Le gouvernement Legault étudie sérieusement l’idée de rouvrir la Charte de la langue française, ou loi 101, une option qui était pourtant exclue il n’y a pas si longtemps. Ce serait pour créer un poste de Commissaire à la langue française, un nouveau chien de garde relevant de l’Assemblée nationale.
Ce commissaire serait chargé entre autres de recevoir les plaintes du public et de formuler des recommandations à Québec sur les mesures à prendre pour préserver le statut du français comme langue commune.
Cette mesure fait partie des engagements électoraux de la Coalition avenir Québec (CAQ). Or, elle donnait l’impression de passer à la trappe depuis l’arrivée au pouvoir des troupes de François Legault.
À la fin de l’année dernière, et encore au printemps, la ministre de la Culture et des Communications, Nathalie Roy, écartait des changements à la loi 101, disant avoir plutôt l’intention de l’appliquer avec plus de fermeté. Il n’était donc pas question de créer un poste de Commissaire à la langue française, car cela implique de rouvrir la Charte.
Or, cette mesure se retrouve en ce moment sur la planche à dessin à Québec, indique-t-on dans les plus hautes sphères du pouvoir. Le gouvernement compte déposer un plan d’action sur la défense et la promotion du français, et la création d’un Commissaire « est le scénario sur lequel on travaille », ajoute une source bien au courant du dossier.
Juge et partie
La création d’un tel ombudsman a d’abord été recommandée par la députée caquiste Claire Samson, dans un rapport déposé en 2016. Ce document visait à définir la position de la CAQ sur la langue.

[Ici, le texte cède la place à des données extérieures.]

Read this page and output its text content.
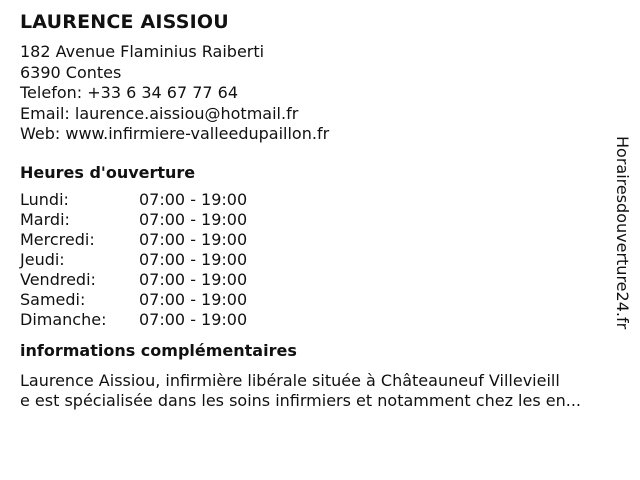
LAURENCE AISSIOU
182 Avenue Flaminius Raiberti
6390 Contes
Telefon: +33 6 34 67 77 64
Email: laurence.aissiou@hotmail.fr
Web: www.infirmiere-valleedupaillon.fr
Heures d'ouverture
Lundi:	07:00 - 19:00
Mardi:	07:00 - 19:00
Mercredi:	07:00 - 19:00
Jeudi:	07:00 - 19:00
Vendredi:	07:00 - 19:00
Samedi:	07:00 - 19:00
Dimanche:	07:00 - 19:00
informations complémentaires
Laurence Aissiou, infirmière libérale située à Châteauneuf Villevieill
e est spécialisée dans les soins infirmiers et notamment chez les en...
Horairesdouverture24.fr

À l’heure actuelle, l’Office québécois de la langue française « est chargé tout à la fois d’appliquer la loi 101, de juger de son application et de recevoir les plaintes », ce qui le rend juge et partie, peut-on lire dans son rapport. Il serait préférable, selon elle, d’avoir un commissaire indépendant, relevant de l’Assemblée nationale, pour entendre les plaignants, notamment. Sa recommandation n’implique donc pas d’élargir la portée de la loi 101. Le Conseil supérieur de la langue française, devenu au fil du temps une « coquille vide », serait quant à lui aboli, et ses fonctions seraient transférées au nouveau Commissaire, indique le rapport Samson.
Exclue de la formation du Conseil des ministres, la députée d’Iberville a manifesté son intention, le mois dernier, de faire pression sur le gouvernement pour qu’il respecte ses engagements et qu’il reprenne ainsi les recommandations de son rapport – dont également la francisation obligatoire des immigrants.
Un autre facteur politique est apparu sur l’écran radar du gouvernement : l’aile jeunesse du parti reprend la recommandation de Mme Samson et réclame un changement en ce sens à la loi 101. La création d’un poste de Commissaire à la langue française fait partie des propositions au menu du congrès de la Commission de la Relève de la CAQ, ce week-end.
Selon son président, Kevin Paquette, la loi 101 ne doit pas être un « tabou », même si la rouvrir peut représenter un certain « danger » politiquement.
« On veut défendre la pérennité du français. Et notre souhait, c’est que notre proposition soit reprise par notre gouvernement. »
Kevin Paquette, président de la Commission de la Relève de la CAQ
Il reprend essentiellement les arguments du rapport Samson pour justifier cette mesure.
À l’Assemblée nationale, au printemps, le Parti québécois avait déploré que la ministre Nathalie Roy mette de côté l’engagement électoral. Il avait voulu la placer dans une position délicate en déposant une motion qui lui demandait de créer un poste de Commissaire à la langue française. La CAQ avait finalement appuyé cette motion, comme tous les partis d’ailleurs, car ce fut un vote unanime. L’opération a mis de la pression sur le gouvernement, mais l’unanimité autour d’une telle modification à la loi 101 lui rendra la tâche plus facile s’il décide d’aller de l’avant.
Rares modifications
Adoptée en 1977 sous le gouvernement de René Lévesque, la Charte de la langue française, appelée couramment « loi 101 », a été modifiée à quelques reprises au fil du temps – seulement trois fois au cours des 20 dernières années. Le dernier changement remonte à 2010 et faisait suite à un jugement de la Cour suprême invalidant des dispositions qui interdisaient les « écoles passerelles ».